The Asian region bought into the promise of digital efficiency and empowerment as early as in the 1990s (Banerjee 2003; Ho et al. 2003), exemplified by a wave of e-government projects, such as Malaysia’s Electronic Government Initiative (1997), South Korea’s Cyber Korea 21 (1999), Singapore’s e-Government Action Plan (2000), and India’s National e-Governance Plan (2006). These initiatives, and similar ones launched across the region, have in common that they have been built upon the idea of neatly bounded nation-states and citizenries.

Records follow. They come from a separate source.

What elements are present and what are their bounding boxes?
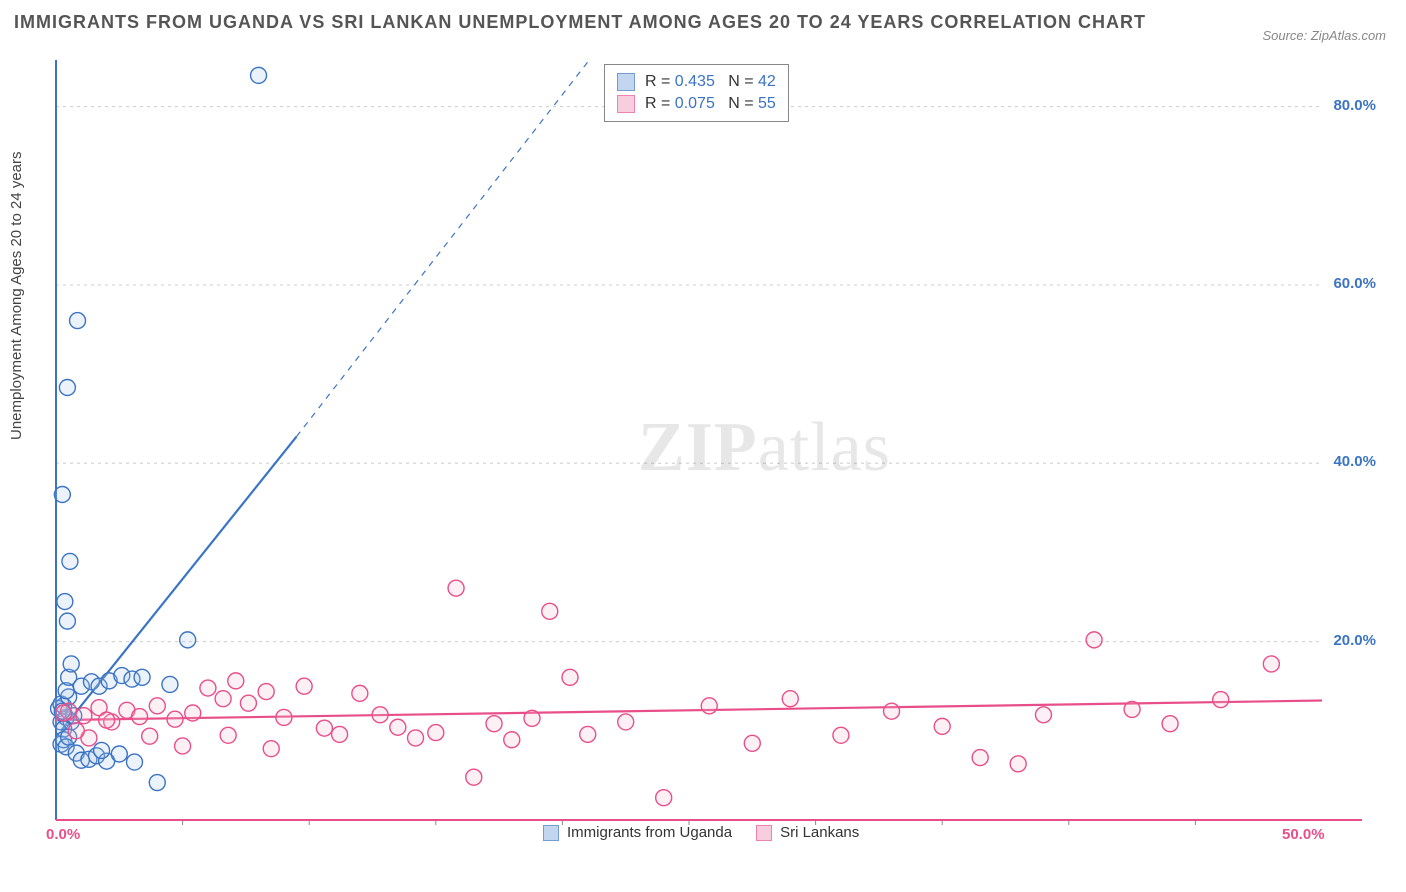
chart-title: IMMIGRANTS FROM UGANDA VS SRI LANKAN UNE… <box>14 12 1146 33</box>
series-legend: Immigrants from Uganda Sri Lankans <box>543 824 859 841</box>
y-tick-label: 80.0% <box>1333 97 1376 114</box>
legend-stats: R = 0.075 N = 55 <box>645 95 776 113</box>
y-tick-label: 40.0% <box>1333 453 1376 470</box>
bottom-legend-item: Immigrants from Uganda <box>543 824 732 841</box>
correlation-legend: R = 0.435 N = 42 R = 0.075 N = 55 <box>604 64 789 122</box>
source-attribution: Source: ZipAtlas.com <box>1262 28 1386 43</box>
y-tick-label: 20.0% <box>1333 632 1376 649</box>
chart-container: IMMIGRANTS FROM UGANDA VS SRI LANKAN UNE… <box>0 0 1406 892</box>
x-tick-label: 50.0% <box>1282 826 1325 843</box>
y-tick-label: 60.0% <box>1333 275 1376 292</box>
series-label: Sri Lankans <box>780 824 859 841</box>
legend-row: R = 0.075 N = 55 <box>617 93 776 115</box>
legend-swatch <box>617 73 635 91</box>
legend-swatch <box>617 95 635 113</box>
y-axis-label: Unemployment Among Ages 20 to 24 years <box>8 151 25 440</box>
scatter-plot-svg <box>48 58 1382 828</box>
legend-swatch <box>543 825 559 841</box>
series-label: Immigrants from Uganda <box>567 824 732 841</box>
x-tick-label: 0.0% <box>46 826 80 843</box>
legend-stats: R = 0.435 N = 42 <box>645 73 776 91</box>
bottom-legend-item: Sri Lankans <box>756 824 859 841</box>
legend-swatch <box>756 825 772 841</box>
plot-area: ZIPatlas R = 0.435 N = 42R = 0.075 N = 5… <box>48 58 1382 828</box>
legend-row: R = 0.435 N = 42 <box>617 71 776 93</box>
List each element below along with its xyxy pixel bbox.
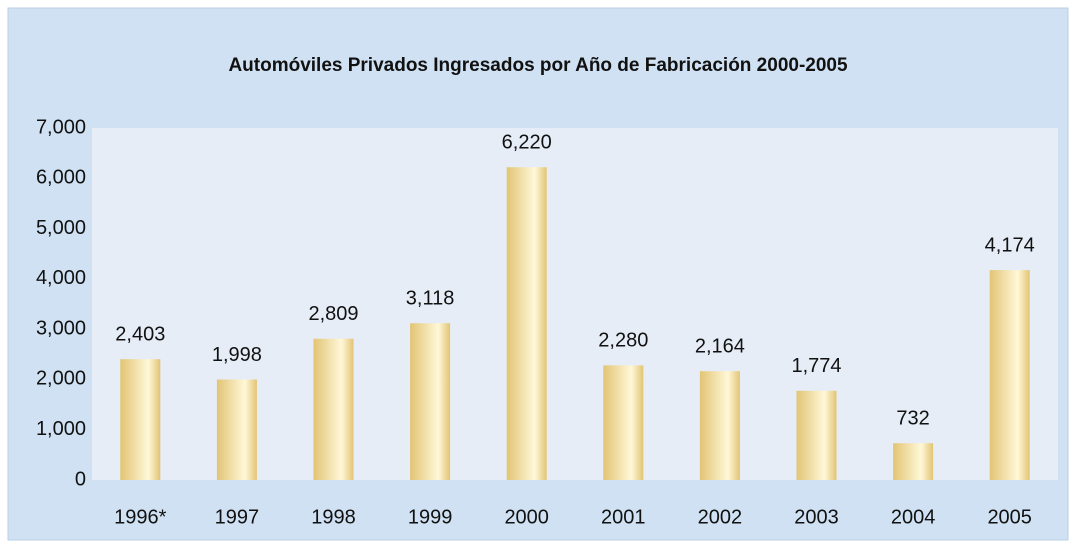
data-label: 2,280 bbox=[598, 330, 648, 352]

According to Freedom on the Net, an annual global survey of digital rights, published since 2011 by the international human rights watchdog Freedom House, most of the Asian countries surveyed are marked by a significant disparity in access that parallels nationality, gender, ethnicity, and urban-rural divides (Shahbaz & Funk 2020).

Against this backdrop, four articles in this special issue demonstrate that various groups tend to fall outside the existing social imaginary of ‘digital democracy’ in Asia, such as immigrants, refugees, and religious minorities.

The first article, by Iris Lim, concerns South Korea, a country in which an estimated 99.75 percent of households have internet access and the number of smartphone subscribers, 52.5 million, surpasses its entire population, 51.8 million, as of April 2021 (Korean Ministry of Science and ICT 2021). In such surroundings, it is easy to assume that no particular group is disenfranchised. However, Lim’s ethnographic account of how migrant workers experience the country’s e-government platforms and services sheds light on a range of barriers faced by those workers, which are often linked to how they are identified in administrative systems.

Next, Anubha Singh discusses ‘Digital India’, the Indian government’s flagship campaign launched in 2015, which promises to empower its citizens through technological innovations, such as agriculture-related mobile applications. Based on a feminist critical discourse analysis of its website, Singh points out that the campaign envisions a culturally monolithic society at the risk of suppressing the diversity and complexity of India.

In the following article, Faheem Hussain and Yenn Lee take the reader to the borderlands between Myanmar and Bangladesh, where more than 800,000 Rohingya Muslims have fled religious persecution in Buddhist-majority Myanmar and have sought asylum in neighbouring Bangladesh since August 2017. The authors, drawing on their multi-year engagement with Rohingya refugees and humanitarian organizations on the ground, highlight a ‘mismatch’ between the host country’s refugee policy and the Rohingya community’s everyday life in the camps with regard to digital access.

The last article in the issue is written by Farrah Sheikh about Korea to examine what the media dubbed ‘Korea’s first refugee crisis’ in 2018. At that time, approximately 500 Yemeni refugees, predominantly male and Muslim, arrived on the island of Jeju, the country’s southernmost territory, which has over 600,000 residents and a visa waiver programme for tourists. According to Sheikh, the arrival of this relatively modest number of refugees revealed the country’s deep-seated racism. She draws our attention in particular to the parallel between the anti-refugee rhetoric observed in Europe around the arrival of Syrian refugees in 2015 and employed for effect in Korean cyberspace in 2018.

With these four contributions, this special issue shows that people who are on the move or caught between the boundaries of nation-states are often forgotten in policy-level discussions about digital access and participation. The collection provides evidence that democracy is only as strong as the voices on its margins, calling for deeper reflection about how we can create more inclusive models of digital democracy in Asia and beyond.